Table 5. Bucketing Statistics of the auto buckets showing unique and overlapping documents (Equivalents with Total documents shown in brackets).
|Bucket Name||Diagnosis & Surgery Identification||Digital Data Processing||Educational Aids & Equipment||Image Data Processing||Optical Elements||Sports Apparatus – Indoor Games|
|Diagnosis & Surgery Identification||326(617)||0||0||0||0||0|
|Digital Data Processing||0||4,194(8,611)||0||3,895(8,026)||1,863(3,799)||51(88)|
|Educational Aids & Equipment||0||0||513(932)||0||0||0|
|Image Data Processing||0||3,895(8,026)||0||4,065(8,330)||1,890(3,845)||51(88)|
|Sports Apparatus – Indoor Games||0||51(88)||0||51(88)||0||448(878)|
Table 6. Bucket labels and bucketed documents in the Auto bucketing mode.
|Bucket Labels (Relecura-generated)||List of publications in buckets|
|Diagnosis & Surgery Identification||https://p.relecura.com/Auto_DSI|
|Digital Data Processing||https://p.relecura.com/Auto_DDP|
|Educational Aids & Equipment||https://p.relecura.com/Auto_EA|
|Image Data Processing||https://p.relecura.com/Auto_IDP|
|Sports Apparatus – Indoor Games||https://p.relecura.com/Auto_SA_IG|
Relecura analytics such as the Comparative Topic Map shown below, may be employed to better understand the buckets created and their relationships – to tweak the bucketing strategy during the course of the workflow.

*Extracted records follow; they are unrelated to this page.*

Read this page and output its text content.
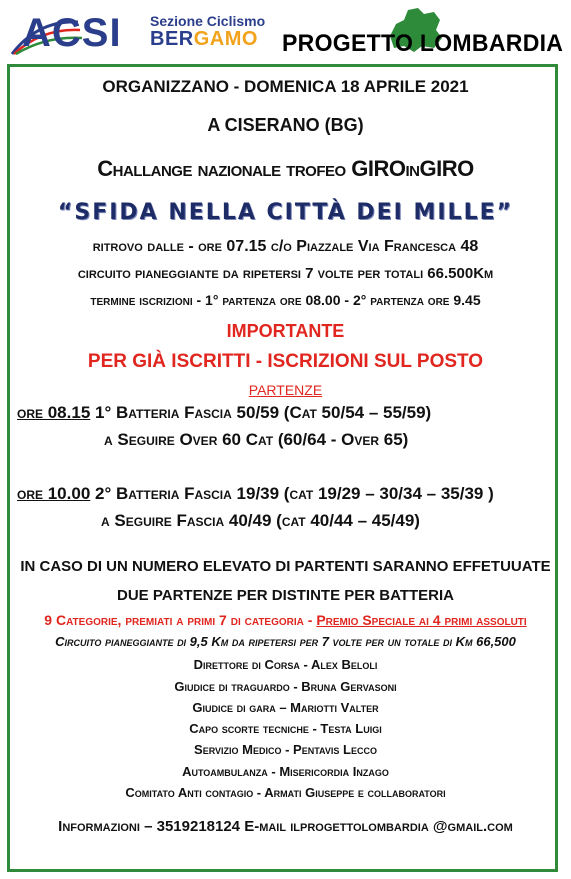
ACSI Sezione Ciclismo
BERGAMO	PROGETTO LOMBARDIA
ORGANIZZANO - DOMENICA 18 APRILE 2021
A CISERANO (BG)
Challange nazionale trofeo GIROinGIRO
“SFIDA NELLA CITTÀ DEI MILLE”
ritrovo dalle - ore 07.15 c/o Piazzale Via Francesca 48
circuito pianeggiante da ripetersi 7 volte per totali 66.500Km
termine iscrizioni - 1° partenza ore 08.00 - 2° partenza ore 9.45
IMPORTANTE
PER GIÀ ISCRITTI - ISCRIZIONI SUL POSTO
PARTENZE
ore 08.15 1° Batteria Fascia 50/59 (Cat 50/54 – 55/59)
a Seguire Over 60 Cat (60/64 - Over 65)
ore 10.00 2° Batteria Fascia 19/39 (cat 19/29 – 30/34 – 35/39 )
a Seguire Fascia 40/49 (cat 40/44 – 45/49)
IN CASO DI UN NUMERO ELEVATO DI PARTENTI SARANNO EFFETUUATE
DUE PARTENZE PER DISTINTE PER BATTERIA
9 Categorie, premiati a primi 7 di categoria - Premio Speciale ai 4 primi assoluti
Circuito pianeggiante di 9,5 Km da ripetersi per 7 volte per un totale di Km 66,500
Direttore di Corsa - Alex Beloli
Giudice di traguardo - Bruna Gervasoni
Giudice di gara – Mariotti Valter
Capo scorte tecniche - Testa Luigi
Servizio Medico - Pentavis Lecco
Autoambulanza - Misericordia Inzago
Comitato Anti contagio - Armati Giuseppe e collaboratori
Informazioni – 3519218124 E-mail ilprogettolombardia @gmail.com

Figure 1. Bucketing Analytics – Topic Comparison of the assignees of the auto bucketed documents.
The example given in this article compares and contrasts the three bucketing modes provided by Relecura’s new Bucketing module.
Of the three, Auto-bucketing requires the least intervention and subject matter knowledge to bucket the portfolio. The auto bucketing results are consistent but the analyst has no control over the bucket labels, which are machine generated based on the technology content of the portfolio. In contrast, the Training-based and Query-based modes offer increased levels of control to the analyst over the bucketing exercise, but demand a similar increase in subject matter expertise on the part of the analyst.
Bucketing rules once created and applied, may be reused in future bucketing analyses. Rules may be grouped and organized using labels to create the desired taxonomy. Labels may be applied to the portfolio to create multiple buckets simultaneously. Relecura analytics such as “Portfolio comparison” and other custom graphing features may be used to visualize and compare the created buckets.
The release of the Bucketing Module is another of Relecura’s on-going efforts to introduce features to address the needs of its user-base. The various modes may to employed separately or in tandem, and will deliver accurate results along with savings in time and effort. The Bucketing Module provides flexibility and support to users of different skill levels to execute bucketing workflows efficiently, without sacrificing control if required in specific cases.
Relecura plans to release other such features in future, which will incorporate appropriate levels of automation into important IP analysis workflows within Relecura, providing options to different types of creators and consumers of IP intelligence and analytics in the enterprise.